On Sunday 21 July 1912, as was customary, 67-year old Edward Hanslope Watts, Squire of Hanslope Park, accompanied by his wife Edith, left his country mansion to walk the one and a half miles to Hanslope Church. It must have been a hot and dusy walk as the temperature on the day was over 80 degrees. The bells of St. James the Great Church were pealing as they were met at the west door by the vicar, Rev. William J. Harkness.

The Squire went to his traditional seat in the Watts family pew in a gallery at the east end of the north aisle. The ‘pew’ consisted of a row of chairs behind the oak-panelled front on which a tablet in memory of his father occupied a central position over the door of the family vault.
Mrs Watts, however, would have occupied a pew reserved for the family on the north side of the Church. She apparently had a good voice and could make a better contribution to the singing of

the choir from that place. It would seem that the service was uneventful except that as this was the 7th

Sunday after Trinity, the prescribed second lesson taken from the Acts of the Apostles contained a reference to murderers. But this had no particular significance for the unsuspecting Squire.
When the service ended the Squire and his wife left the church and proceeded along Church Walk beside the memorial grounds and down Park Road which led to their Hanslope Park mansion.

Proceeding on Park Road, the squire walked a few paces in ahead of his wife.

They were passing through a small strip of woodland called North Spinney. The Park’s main entrance with its gatekeeper’s lodge was twenty yards ahead of them when a shotgun was fired from their left. The Squire fell to the ground with a serious head wound from which he almost certainly died instantly. The Squire’s wife rushed to comfort him.

In the entrance lodge Mrs Green, the coachman’s wife heard the sound of gunfire, looked out of the window, saw the squire and his wife on the ground, and came running out. She was told to summon the doctor immediately. A second shot had hit the squire. It can never be known whether or not it was intended for his wife. If it had been, it missed its target.

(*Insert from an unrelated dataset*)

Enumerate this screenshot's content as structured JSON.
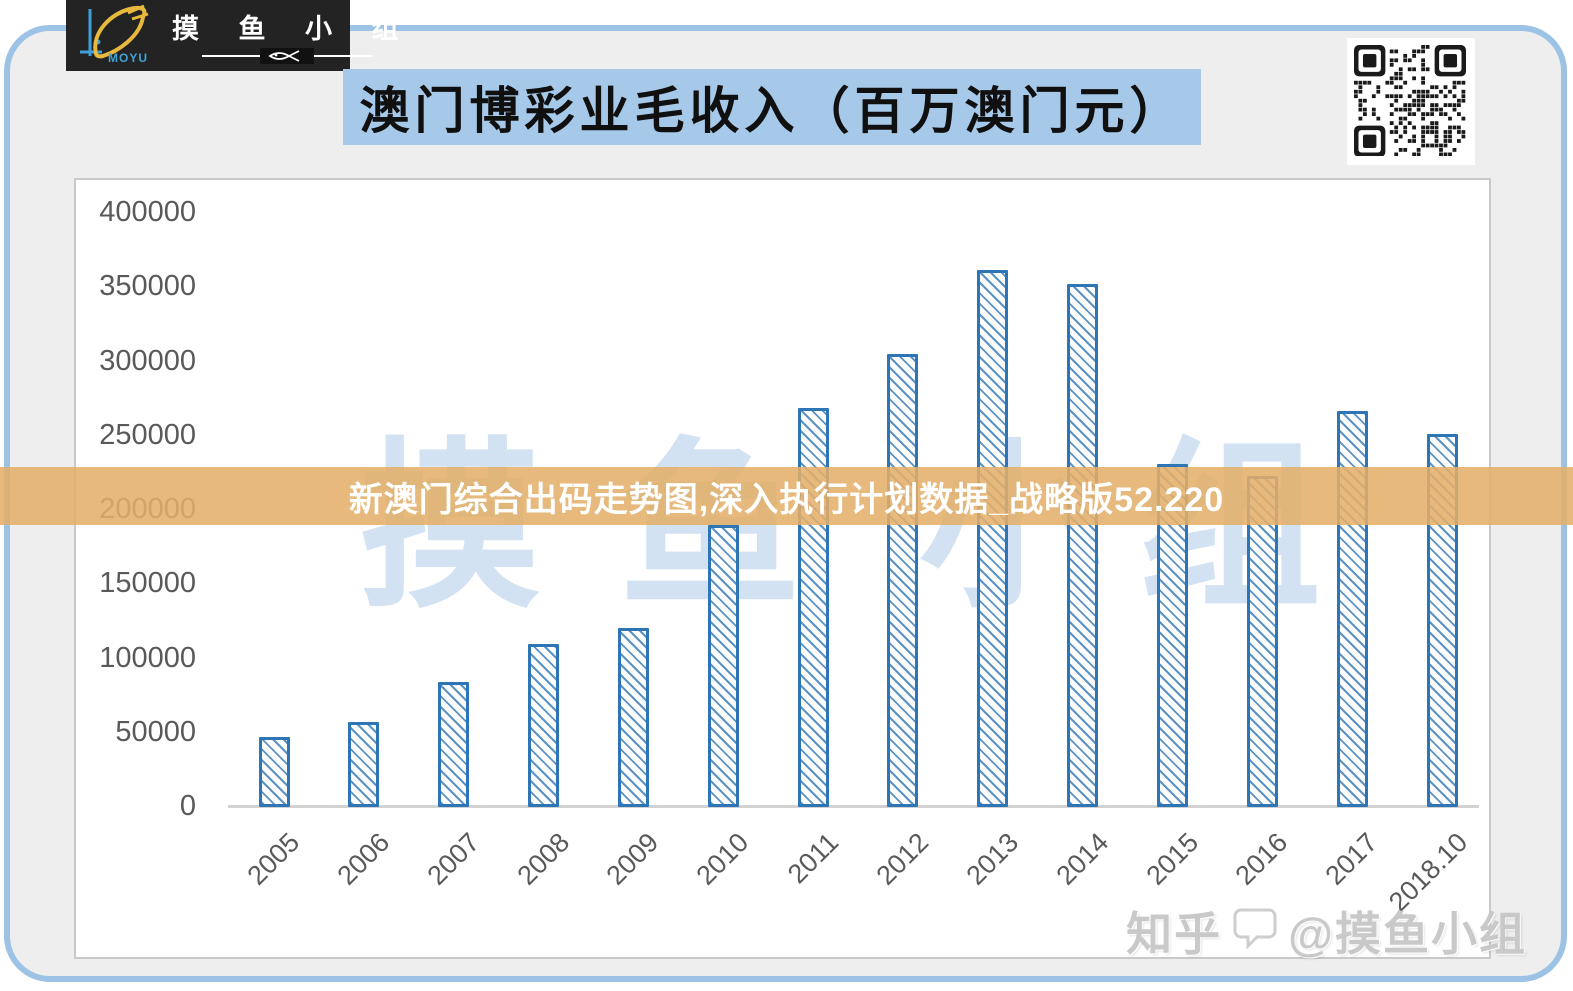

Will Green, the son of the coachman, was sent to get help. He set off for Hanslope on his bicycle, found Dr Rutherford and also his father, George Green, who immediately set off for the Park. Some local residents had already gathered, including Mr Frederick Garratt. As George Green approached the stricken squire and his wife, a further shot was heard in the woods away to the left. On entering the spinney to investigate – an act which took some courage considering the circumstances – George Green discovered another body. It was that of the Squire’s head gamekeeper, William Farrow. He was on his back; across him lay a shotgun. He had taken his own life by shooting himself through the mouth.
At this point PC Cooper, the village policeman, arrived on the scene. He had been found by William Green and had borrowed the young man’s bicycle. As he arrived he heard George Green shout that he had discovered Farrow’s body. Dr Rutherford, who had arrived shortly beforehand, pronounced Squire Watts and William Farrow dead at the scene.